The future of Python immutability
Steven D'Aprano
steven at REMOVE.THIS.cybersource.com.au
Tue Sep 8 04:21:18 EDT 2009
On Tue, 08 Sep 2009 09:38:51 +0200, Hendrik van Rooyen wrote:
> On Monday 07 September 2009 20:26:02 John Nagle wrote:
>
>> Right. Tracking mutablity and ownership all the way down without
>> making the language either restrictive or slow is tough.
>>
>> In multi-thread programs, though, somebody has to be clear on who
>> owns
>> what. I'm trying to figure out a way for the language, rather than the
>> programmer, to do that job. It's a major source of trouble in threaded
>> programs.
>
> I think that trying to make the language instead of the programmer
> responsible for this is a ball-buster. It is unlikely to be either easy
> or cheap. I would rather have the programmer responsible for the mental
> model, and give her the tools to do the job with.

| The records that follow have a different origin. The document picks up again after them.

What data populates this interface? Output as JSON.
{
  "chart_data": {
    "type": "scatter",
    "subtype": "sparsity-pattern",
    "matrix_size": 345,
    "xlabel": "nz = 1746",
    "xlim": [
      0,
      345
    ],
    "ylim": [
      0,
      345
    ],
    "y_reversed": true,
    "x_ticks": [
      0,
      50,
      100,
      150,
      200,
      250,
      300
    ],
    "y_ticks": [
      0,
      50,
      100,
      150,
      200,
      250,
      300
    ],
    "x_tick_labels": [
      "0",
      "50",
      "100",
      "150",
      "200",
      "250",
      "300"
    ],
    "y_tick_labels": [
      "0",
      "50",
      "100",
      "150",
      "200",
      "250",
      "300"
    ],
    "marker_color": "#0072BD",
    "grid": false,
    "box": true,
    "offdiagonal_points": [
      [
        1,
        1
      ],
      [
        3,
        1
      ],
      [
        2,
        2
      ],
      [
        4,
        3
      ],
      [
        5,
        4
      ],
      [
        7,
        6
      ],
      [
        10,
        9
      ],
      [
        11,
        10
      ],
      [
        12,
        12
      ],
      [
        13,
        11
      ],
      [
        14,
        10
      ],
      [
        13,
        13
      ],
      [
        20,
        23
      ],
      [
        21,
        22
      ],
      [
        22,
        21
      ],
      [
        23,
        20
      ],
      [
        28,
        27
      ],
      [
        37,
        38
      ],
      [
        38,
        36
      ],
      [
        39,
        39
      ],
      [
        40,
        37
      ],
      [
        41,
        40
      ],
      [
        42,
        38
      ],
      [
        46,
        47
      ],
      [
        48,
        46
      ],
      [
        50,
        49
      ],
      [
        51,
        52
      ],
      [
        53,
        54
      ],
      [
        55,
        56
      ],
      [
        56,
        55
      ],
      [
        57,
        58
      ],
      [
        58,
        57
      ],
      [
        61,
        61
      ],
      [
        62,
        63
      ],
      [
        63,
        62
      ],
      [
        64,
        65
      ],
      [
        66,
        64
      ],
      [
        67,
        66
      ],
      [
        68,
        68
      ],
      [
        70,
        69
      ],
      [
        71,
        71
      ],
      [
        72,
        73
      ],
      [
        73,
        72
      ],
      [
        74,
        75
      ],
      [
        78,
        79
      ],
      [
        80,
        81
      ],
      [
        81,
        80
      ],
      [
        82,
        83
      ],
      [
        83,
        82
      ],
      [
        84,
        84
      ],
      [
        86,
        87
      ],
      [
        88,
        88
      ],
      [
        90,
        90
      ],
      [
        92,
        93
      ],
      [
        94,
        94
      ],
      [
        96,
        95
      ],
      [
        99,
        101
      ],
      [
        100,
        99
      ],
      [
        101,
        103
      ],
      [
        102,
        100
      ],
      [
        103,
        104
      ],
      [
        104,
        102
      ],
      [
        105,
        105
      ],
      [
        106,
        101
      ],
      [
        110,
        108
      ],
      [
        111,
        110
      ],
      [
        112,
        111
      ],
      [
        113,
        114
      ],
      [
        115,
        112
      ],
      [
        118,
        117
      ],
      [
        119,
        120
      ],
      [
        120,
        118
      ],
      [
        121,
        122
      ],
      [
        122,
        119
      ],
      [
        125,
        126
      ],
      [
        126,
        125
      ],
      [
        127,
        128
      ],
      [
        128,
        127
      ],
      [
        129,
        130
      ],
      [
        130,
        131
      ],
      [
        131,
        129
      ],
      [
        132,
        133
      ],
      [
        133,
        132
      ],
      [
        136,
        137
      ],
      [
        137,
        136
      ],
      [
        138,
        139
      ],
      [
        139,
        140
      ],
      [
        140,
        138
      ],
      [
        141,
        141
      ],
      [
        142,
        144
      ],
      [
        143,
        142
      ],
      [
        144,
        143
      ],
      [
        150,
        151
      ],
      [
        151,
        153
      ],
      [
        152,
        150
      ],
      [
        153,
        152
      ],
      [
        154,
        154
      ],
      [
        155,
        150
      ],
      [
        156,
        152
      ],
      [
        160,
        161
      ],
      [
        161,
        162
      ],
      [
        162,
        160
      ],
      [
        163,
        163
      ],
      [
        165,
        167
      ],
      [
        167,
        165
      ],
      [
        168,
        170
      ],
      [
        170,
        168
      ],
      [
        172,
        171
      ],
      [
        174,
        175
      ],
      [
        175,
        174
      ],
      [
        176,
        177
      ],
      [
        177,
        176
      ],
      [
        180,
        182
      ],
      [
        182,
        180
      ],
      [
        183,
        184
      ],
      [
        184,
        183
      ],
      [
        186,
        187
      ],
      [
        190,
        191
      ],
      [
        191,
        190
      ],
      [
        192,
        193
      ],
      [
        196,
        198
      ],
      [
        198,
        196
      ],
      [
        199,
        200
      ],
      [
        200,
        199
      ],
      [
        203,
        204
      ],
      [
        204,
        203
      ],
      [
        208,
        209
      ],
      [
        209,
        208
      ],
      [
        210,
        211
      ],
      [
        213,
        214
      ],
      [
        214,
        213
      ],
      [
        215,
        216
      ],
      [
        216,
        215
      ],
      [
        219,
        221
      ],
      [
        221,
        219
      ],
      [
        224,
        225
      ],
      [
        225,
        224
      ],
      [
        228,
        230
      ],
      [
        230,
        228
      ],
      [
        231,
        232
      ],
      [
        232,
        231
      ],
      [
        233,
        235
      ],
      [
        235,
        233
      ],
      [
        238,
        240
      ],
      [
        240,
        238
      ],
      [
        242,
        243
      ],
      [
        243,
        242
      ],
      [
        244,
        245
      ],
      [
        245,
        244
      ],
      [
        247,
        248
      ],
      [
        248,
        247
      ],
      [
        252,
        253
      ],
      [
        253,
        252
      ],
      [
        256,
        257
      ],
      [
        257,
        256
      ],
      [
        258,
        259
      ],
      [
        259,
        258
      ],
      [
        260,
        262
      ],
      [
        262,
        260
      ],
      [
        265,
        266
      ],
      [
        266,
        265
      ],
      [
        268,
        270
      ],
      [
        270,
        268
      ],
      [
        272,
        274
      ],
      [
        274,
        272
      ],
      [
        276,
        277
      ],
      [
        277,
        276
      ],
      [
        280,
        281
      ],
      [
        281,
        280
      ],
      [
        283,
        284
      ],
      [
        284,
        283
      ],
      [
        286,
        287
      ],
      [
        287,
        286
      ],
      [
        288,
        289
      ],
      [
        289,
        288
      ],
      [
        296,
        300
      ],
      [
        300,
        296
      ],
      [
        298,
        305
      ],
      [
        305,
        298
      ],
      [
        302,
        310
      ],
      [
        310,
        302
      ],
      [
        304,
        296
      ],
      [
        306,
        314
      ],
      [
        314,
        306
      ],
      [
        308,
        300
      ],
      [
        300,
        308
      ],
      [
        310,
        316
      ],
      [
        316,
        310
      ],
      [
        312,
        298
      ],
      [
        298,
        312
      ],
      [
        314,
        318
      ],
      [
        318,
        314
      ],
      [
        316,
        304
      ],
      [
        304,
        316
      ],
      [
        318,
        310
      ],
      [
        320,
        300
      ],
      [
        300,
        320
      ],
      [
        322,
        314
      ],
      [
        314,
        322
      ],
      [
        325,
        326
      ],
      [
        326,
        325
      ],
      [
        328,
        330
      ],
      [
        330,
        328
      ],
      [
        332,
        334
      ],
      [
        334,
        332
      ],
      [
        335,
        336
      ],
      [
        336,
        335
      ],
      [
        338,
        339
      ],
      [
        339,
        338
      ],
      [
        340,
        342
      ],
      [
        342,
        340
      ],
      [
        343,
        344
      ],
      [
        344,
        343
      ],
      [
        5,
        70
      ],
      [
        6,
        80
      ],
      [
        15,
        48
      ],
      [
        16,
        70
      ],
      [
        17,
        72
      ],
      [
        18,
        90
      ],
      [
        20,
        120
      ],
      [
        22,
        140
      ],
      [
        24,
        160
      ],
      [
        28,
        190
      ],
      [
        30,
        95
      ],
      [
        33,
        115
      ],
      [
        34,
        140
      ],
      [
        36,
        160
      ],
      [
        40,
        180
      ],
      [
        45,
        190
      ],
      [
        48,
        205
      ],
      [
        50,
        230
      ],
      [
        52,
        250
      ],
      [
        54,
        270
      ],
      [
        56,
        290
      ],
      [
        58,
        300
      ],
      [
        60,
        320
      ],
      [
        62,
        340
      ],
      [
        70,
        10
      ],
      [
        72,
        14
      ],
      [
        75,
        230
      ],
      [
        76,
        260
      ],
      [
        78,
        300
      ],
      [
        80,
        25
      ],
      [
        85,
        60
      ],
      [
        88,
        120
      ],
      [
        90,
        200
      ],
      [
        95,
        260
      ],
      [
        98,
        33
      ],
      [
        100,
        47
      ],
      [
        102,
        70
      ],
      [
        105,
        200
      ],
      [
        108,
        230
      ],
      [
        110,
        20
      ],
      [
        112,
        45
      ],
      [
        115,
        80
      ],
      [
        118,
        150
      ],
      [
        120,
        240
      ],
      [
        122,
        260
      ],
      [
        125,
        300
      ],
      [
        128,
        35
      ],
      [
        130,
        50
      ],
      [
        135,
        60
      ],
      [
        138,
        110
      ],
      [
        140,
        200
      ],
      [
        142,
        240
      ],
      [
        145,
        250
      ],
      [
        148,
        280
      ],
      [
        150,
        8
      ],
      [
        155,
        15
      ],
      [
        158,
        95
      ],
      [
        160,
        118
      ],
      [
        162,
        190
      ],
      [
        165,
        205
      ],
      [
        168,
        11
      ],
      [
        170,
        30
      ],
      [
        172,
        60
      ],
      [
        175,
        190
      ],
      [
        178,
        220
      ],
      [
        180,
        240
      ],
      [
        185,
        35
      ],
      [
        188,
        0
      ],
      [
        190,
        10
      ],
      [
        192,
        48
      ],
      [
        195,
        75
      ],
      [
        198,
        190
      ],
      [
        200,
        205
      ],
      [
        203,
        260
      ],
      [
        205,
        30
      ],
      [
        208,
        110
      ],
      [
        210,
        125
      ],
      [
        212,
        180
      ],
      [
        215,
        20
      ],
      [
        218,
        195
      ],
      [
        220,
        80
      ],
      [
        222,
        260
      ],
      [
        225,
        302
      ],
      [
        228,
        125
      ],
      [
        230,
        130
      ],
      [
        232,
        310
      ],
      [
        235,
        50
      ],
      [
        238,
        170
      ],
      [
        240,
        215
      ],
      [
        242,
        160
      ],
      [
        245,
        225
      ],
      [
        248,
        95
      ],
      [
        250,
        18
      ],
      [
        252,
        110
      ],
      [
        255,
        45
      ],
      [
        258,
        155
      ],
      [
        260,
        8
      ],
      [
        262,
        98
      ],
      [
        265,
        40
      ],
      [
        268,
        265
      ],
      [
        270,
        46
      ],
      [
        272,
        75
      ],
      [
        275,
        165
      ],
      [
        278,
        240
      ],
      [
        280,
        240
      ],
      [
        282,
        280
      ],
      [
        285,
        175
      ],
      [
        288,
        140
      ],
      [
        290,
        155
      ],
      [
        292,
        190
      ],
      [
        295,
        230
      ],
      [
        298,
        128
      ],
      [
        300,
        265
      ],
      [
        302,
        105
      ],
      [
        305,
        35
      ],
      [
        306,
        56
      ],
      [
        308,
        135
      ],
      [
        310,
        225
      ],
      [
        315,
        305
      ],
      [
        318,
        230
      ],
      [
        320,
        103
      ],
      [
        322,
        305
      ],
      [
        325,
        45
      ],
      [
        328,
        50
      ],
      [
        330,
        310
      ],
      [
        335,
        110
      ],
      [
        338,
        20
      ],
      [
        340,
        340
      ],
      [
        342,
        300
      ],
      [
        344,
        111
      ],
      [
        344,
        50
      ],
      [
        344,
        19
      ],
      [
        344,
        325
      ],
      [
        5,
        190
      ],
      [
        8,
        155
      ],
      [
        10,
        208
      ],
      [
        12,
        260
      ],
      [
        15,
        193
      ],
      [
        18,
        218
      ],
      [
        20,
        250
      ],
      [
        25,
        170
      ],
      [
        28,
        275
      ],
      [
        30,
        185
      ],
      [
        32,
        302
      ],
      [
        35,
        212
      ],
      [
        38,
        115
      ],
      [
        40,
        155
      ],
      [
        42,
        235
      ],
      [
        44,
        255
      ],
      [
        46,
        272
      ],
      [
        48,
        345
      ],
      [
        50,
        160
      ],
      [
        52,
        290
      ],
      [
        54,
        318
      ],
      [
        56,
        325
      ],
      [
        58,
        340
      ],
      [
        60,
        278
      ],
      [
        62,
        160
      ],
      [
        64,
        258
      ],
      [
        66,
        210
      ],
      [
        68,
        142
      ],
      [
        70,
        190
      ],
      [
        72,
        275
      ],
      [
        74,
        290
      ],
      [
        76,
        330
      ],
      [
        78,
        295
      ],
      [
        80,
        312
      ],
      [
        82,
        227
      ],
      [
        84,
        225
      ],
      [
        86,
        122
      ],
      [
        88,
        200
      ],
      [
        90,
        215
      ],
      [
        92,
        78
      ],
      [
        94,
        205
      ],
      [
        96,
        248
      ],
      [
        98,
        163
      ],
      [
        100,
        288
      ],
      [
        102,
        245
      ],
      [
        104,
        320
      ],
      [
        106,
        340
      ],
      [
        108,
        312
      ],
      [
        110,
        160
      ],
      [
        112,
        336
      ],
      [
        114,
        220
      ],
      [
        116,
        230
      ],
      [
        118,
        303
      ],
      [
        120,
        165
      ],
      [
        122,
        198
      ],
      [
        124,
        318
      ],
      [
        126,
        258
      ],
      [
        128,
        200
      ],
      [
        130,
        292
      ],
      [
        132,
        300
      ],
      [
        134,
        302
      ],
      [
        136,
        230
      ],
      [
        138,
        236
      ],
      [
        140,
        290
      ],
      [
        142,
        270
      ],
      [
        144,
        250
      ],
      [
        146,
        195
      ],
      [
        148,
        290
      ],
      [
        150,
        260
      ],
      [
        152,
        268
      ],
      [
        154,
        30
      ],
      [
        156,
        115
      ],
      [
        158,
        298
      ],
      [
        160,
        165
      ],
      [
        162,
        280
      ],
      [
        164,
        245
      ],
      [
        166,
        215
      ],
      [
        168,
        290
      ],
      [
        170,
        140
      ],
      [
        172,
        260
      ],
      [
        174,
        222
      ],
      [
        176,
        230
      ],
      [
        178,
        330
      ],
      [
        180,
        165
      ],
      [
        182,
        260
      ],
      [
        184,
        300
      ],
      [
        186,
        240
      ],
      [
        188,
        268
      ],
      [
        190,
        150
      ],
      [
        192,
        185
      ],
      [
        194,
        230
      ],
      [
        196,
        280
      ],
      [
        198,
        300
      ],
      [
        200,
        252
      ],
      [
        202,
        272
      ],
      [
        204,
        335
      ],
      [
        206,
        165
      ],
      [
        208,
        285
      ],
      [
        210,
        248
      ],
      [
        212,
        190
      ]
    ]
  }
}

That was the situation 20 years ago with memory management. I'm sure
people back then thought that the Right Solution was to give the
programmer tools to get the job done, and hope they can avoid
dereferencing nil pointers and memory leaks and all the other cruft of
hand-managing memory. Today, we have garbage collectors and high-level
languages like Ruby, Python, Haskell etc that manage that for you, and
even heavyweight garbage collectors are practical for the majority of
userspace applications.
> In any case - if you do not actually like juggling with knives, then you
> should not be mucking around with concurrency, and by making the
> language safe, you are taking the fun out.
If by "fun" you mean "screaming horrors", I agree.